Çocukların cinsel istismarı suçu ile korunan hukuksal yarar, mağdurun erken cinsel deneyimden uzak tutulması ve bu yolla çocuğun sağlıklı cinsel gelişiminin korunması amaçlanmıştır. Bu bakımdandır ki kanun koyucu, bu suç bakımından ‘cinsel saldırı’ terimini kullanmaktan imtina etmiş ve ‘cinsel istismar’ deyimini kullanmayı tercih etmiştir. Bu suçla korunan diğer hukuksal yararlara mağdurun ruhsal ve bedensel bütünlüğünün korunması da örnek olarak verilebilir.

SUÇUN MADDİ UNSURLARI (Fail, Mağdur, Fiil, Netice, Nedensellik Bağı)
- Fail ve Mağdur:
Çocukların cinsel istismarı suçunun faili kadın veya erkek olabileceği gibi failin kendisinin de çocuk olması mümkündür.

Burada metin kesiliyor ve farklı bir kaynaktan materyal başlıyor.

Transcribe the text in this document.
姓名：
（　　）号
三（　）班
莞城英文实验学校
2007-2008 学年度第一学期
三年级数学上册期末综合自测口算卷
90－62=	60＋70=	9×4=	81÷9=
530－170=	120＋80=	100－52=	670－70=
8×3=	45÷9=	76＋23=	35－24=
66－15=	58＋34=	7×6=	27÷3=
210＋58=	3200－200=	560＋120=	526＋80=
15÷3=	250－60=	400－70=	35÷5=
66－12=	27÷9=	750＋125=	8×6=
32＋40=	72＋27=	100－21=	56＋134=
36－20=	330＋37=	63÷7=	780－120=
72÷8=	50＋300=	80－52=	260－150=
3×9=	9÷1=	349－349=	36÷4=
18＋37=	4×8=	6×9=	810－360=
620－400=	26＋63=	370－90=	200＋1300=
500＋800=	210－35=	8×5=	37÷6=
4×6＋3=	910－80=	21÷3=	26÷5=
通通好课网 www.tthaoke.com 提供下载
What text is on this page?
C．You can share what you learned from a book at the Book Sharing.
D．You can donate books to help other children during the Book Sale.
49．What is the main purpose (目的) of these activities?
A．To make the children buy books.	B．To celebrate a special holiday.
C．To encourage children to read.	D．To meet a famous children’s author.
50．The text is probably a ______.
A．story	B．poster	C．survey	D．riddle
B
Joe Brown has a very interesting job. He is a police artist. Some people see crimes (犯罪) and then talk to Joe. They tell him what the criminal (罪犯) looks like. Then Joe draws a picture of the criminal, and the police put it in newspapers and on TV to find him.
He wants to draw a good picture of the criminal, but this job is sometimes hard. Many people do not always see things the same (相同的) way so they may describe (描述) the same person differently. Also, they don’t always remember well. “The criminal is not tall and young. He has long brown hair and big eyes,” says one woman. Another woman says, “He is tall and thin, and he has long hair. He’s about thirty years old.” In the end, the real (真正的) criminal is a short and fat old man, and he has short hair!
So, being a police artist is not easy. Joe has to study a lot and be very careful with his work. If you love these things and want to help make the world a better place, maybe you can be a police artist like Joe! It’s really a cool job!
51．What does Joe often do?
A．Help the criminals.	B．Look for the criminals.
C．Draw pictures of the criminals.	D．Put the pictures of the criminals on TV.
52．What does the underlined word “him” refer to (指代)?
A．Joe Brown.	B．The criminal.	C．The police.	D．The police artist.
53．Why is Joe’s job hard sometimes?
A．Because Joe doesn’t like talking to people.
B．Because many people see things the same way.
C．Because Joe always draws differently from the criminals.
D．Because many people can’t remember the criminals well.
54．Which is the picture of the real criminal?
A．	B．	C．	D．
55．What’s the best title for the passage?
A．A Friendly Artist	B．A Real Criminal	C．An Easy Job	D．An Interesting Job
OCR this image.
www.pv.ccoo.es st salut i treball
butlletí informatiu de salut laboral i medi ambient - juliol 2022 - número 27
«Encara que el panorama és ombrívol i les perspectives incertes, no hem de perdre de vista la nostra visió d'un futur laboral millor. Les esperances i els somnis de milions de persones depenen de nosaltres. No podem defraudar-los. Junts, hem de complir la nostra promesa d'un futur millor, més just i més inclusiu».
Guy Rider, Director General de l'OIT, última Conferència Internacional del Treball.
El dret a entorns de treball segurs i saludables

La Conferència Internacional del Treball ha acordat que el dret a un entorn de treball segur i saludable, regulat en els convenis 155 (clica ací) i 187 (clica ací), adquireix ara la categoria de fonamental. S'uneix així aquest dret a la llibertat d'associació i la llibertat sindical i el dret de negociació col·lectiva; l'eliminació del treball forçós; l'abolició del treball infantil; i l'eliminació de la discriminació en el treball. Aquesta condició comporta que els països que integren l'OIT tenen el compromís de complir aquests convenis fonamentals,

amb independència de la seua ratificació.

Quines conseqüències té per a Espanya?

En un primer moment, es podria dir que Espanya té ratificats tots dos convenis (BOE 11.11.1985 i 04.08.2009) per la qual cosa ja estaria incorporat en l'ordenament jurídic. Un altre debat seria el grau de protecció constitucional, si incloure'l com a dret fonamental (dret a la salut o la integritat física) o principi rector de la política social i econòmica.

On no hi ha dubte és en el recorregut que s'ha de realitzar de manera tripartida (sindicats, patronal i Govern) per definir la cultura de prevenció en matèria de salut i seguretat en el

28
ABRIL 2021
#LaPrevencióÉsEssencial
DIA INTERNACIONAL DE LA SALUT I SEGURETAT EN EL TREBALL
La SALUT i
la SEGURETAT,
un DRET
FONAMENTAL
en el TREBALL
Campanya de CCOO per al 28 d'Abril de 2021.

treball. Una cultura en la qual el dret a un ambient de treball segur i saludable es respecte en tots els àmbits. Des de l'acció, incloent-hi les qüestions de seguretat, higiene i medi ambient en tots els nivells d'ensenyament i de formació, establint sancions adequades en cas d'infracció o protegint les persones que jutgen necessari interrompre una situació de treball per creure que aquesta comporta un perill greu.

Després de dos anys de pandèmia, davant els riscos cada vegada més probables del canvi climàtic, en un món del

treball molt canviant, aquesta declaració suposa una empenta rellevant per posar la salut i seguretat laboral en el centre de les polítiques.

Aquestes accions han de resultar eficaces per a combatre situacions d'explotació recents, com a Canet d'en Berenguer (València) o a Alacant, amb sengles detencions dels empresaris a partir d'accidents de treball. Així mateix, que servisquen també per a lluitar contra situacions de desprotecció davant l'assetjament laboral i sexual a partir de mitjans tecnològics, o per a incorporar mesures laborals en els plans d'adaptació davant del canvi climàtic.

Ancak bu ihtimalde suçun sarkıntılık düzeyinde kalmış olması halinde suçun soruşturma ve kovuşturma yapılabilmesi mağdurun velisinin veya vasisinin şikayetine tabidir.
Çocukların cinsel istismarı suçunun mağduru erkek veya kız olan çocuktur. Bir kişi kaza-i rüşt ile veya evlenme ile ergin kılınmış olsa dahi bu suçun mağduru olabilecektir. Kanun maddesi lafzı itibariyle mağdur çocukları yaşları itibari ile ve sahip oldukları kişisel durumlar bakımından kategorize etmiş bulunmaktadır. Buna göre 0-15 yaş grubu içerisinde yer alan veya 15 yaşını tamamlamış olmakla birlikte fiilin hukuki anlam ve sonuçlarını algılama yeteneği gelişmemiş olan çocuklara yönelik her türlü cinsel davranış çocukların cinsel istismarı suçunu oluşturacaktır. Buna karşılık 16-18 yaş arasında bulunan çocuklara karşı ise ancak cebir, tehdit, hile veya iradeyi etkileyen başka bir nedene dayalı olarak gerçekleştirilen cinsel davranışlar söz konusu olduğunda çocukların cinsel istismarı suçundan söz edilebilir. Diğer bir ifade ile 15 yaşını doldurmuş çocukların cinsel davranışa göstermiş oldukları rıza geçerli sayılmış ve bunların fiile gösterdikleri rızanın çocukların cinsel istismarı suçu engelleyeceği öngörülmüştür. Fakat cinsel ilişki düzeyine varan bir fiilin varlığı durumunda, TCK 104. Madde hükmü eğer şartları varsa uygulanabilecektir. Çocukların cinsel istismarı suçu bakımından mağdurun 12 yaşını doldurmamış olması ise cezayı arttırım nedeni olarak düzenlemiştir.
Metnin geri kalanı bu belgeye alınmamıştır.